Montgomery County Executive Charles W. Gilchrist yesterday fired controversial liquor consultant Leonard I. Colodny less than two days after rejecting Colodny's offer to resign.
In a letter to Colodny, Gilchrist wrote that he was terminating Colodny's four-month contract because "based on your expressed desire to be released from the contract, I have determined that it is not in the best interest of the county to continue . . ."
Colodny had asked Gilchrist to release him from his contract because the county executive's top aides allegedly had asked him to revise sales figures to Schenley Industries Inc., a New York-based liquor company with ties to the Gilchrist administration, would not appear to receive as much business as it does from the county.
Gilchrist has denied that his aides attempted to influence Colodny.
On Wednesday night, Gilchrist sent a letter to Colodny saying it would be "appropriate" for him to continue his investigation of the county's Department of Liquor Control.
Gilchrist explained his change of heart by saying that Colodny never went to him directly to ask to be released from his contract. The executive said he read about it in the newspaper yesterday.
"Colodny just said that he didn't know if he could continue, based on what was going on," Gilchrist said through his spokesman, Charles Maier.
Colodny, a former Prince George's County liquor wholesaler, was hired as a consultant in May after reporters began making inquiries about the close connection between present and former employes of the Department of Liquor Control and liquor distillers, particularly Schenley.

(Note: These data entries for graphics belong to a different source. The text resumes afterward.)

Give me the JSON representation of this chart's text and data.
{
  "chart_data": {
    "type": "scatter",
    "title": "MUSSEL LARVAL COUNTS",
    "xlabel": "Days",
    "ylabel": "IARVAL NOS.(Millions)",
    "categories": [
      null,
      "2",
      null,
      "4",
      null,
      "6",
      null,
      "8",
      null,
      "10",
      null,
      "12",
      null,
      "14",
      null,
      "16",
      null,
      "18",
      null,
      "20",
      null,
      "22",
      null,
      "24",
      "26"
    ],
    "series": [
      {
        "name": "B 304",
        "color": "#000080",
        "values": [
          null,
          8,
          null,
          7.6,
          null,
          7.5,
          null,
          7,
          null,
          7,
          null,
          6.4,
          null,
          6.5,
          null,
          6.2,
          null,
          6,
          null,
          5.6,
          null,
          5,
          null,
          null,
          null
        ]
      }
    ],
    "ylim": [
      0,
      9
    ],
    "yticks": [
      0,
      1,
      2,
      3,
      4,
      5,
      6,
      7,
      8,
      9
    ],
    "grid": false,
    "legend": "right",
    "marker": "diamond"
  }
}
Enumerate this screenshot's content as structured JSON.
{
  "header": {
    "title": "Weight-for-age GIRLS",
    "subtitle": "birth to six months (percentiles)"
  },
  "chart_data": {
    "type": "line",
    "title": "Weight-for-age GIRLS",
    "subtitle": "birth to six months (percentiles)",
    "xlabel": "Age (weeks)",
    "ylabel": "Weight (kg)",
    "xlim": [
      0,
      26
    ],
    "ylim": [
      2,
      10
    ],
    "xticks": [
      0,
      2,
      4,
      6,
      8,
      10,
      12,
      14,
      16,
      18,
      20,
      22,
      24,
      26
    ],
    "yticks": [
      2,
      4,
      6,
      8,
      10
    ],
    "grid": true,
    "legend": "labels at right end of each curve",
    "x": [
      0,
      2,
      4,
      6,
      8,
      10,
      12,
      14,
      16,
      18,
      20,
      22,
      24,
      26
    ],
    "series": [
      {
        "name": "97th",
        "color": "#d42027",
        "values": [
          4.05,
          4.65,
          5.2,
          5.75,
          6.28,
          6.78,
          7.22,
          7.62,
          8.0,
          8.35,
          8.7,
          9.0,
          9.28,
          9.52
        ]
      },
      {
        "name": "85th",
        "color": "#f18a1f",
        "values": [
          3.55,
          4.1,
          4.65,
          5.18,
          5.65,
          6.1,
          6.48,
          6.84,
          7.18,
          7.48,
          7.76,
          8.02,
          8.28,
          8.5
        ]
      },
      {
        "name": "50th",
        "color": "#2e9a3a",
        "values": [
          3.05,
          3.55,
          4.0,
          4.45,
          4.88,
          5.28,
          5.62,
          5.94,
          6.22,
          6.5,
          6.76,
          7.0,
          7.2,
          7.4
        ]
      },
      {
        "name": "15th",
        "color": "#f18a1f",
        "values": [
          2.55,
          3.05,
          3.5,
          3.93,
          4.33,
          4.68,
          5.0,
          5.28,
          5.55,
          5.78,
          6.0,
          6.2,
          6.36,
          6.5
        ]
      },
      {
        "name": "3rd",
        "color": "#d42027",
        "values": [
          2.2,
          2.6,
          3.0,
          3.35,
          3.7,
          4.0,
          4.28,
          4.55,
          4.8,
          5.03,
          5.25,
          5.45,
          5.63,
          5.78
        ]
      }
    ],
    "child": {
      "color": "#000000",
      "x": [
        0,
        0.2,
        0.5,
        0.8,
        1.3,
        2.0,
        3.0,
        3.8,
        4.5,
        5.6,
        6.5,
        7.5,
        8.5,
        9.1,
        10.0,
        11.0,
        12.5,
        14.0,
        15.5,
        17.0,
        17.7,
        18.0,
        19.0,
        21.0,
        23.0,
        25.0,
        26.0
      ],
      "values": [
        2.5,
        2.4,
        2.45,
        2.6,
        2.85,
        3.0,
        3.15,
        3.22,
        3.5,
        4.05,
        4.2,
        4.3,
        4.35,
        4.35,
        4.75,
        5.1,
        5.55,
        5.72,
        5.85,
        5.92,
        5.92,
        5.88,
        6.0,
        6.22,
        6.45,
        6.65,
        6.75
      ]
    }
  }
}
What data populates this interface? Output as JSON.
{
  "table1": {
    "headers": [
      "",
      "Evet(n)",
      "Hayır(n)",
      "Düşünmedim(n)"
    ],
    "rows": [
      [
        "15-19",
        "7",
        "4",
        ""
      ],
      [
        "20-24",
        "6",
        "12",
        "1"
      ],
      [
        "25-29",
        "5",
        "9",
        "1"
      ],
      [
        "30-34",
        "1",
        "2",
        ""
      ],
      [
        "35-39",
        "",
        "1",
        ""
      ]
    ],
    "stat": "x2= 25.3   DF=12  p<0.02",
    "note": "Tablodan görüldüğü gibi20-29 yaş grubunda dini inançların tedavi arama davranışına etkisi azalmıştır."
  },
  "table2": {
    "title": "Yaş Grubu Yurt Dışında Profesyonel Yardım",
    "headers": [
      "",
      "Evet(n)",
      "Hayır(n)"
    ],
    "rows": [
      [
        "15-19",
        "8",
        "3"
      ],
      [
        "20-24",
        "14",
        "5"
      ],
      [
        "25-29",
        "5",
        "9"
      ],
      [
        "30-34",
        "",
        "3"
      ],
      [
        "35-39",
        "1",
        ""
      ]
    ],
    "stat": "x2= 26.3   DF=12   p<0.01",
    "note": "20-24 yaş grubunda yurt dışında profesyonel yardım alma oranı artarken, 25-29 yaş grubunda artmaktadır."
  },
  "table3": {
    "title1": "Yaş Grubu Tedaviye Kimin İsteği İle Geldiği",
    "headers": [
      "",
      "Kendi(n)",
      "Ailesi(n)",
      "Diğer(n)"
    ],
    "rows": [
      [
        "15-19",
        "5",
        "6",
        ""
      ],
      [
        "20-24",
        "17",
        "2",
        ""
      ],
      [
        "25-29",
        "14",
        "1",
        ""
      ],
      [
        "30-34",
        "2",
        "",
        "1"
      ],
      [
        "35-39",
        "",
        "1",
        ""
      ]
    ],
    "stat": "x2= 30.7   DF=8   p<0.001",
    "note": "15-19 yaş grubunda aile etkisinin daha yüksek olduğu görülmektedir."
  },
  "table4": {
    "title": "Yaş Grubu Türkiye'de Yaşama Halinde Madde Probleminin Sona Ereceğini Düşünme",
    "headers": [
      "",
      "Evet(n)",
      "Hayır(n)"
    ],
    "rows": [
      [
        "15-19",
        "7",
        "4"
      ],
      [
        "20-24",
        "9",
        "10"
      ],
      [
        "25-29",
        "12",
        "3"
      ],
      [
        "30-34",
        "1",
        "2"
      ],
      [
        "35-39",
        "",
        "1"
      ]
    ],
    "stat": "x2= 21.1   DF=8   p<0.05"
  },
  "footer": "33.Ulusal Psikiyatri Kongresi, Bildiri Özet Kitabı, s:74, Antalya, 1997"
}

The department administers the only county monopoly on wholesale and retail sales of liquor, wine and beer in the nation.
On Monday, Colodny said he received a phone call from Lou Roberts, who is Montgomery County's acting chief administrative officer while Robert Wilson is on vacation. The two discussed the contract, and Colodny says he asked Roberts:
"Will you please check with Mr. Gilchrist about the possibility of mutual termination of the contract?"
Colodny says that Gilchrist phoned several hours later, and that the two spoke about Colodny's plan to release his findings to the press. At the end of the conversation, Colodny says he told Gilchrist that because of the alleged interference in the study by the executive's top aides, Gilchrist should "seriously consider a mutual termination of my contract." Colodny says Gilchrist responded, "Uh-huh."
In his letter on Wednesday, Gilchrist wrote that he wanted Colodny to continue his study because he had not provided all the required data.
Yesterday, after Gilchrist fired Colodny, Maier said Gilchrist probably will hire "some big sophisticated consulting firm" to investigate problems in the Department of Liquor Control. Maier denied that Gilchrist fired Colodny because Colodny had found questionable practices by the Schenley Liquor Co. and the department.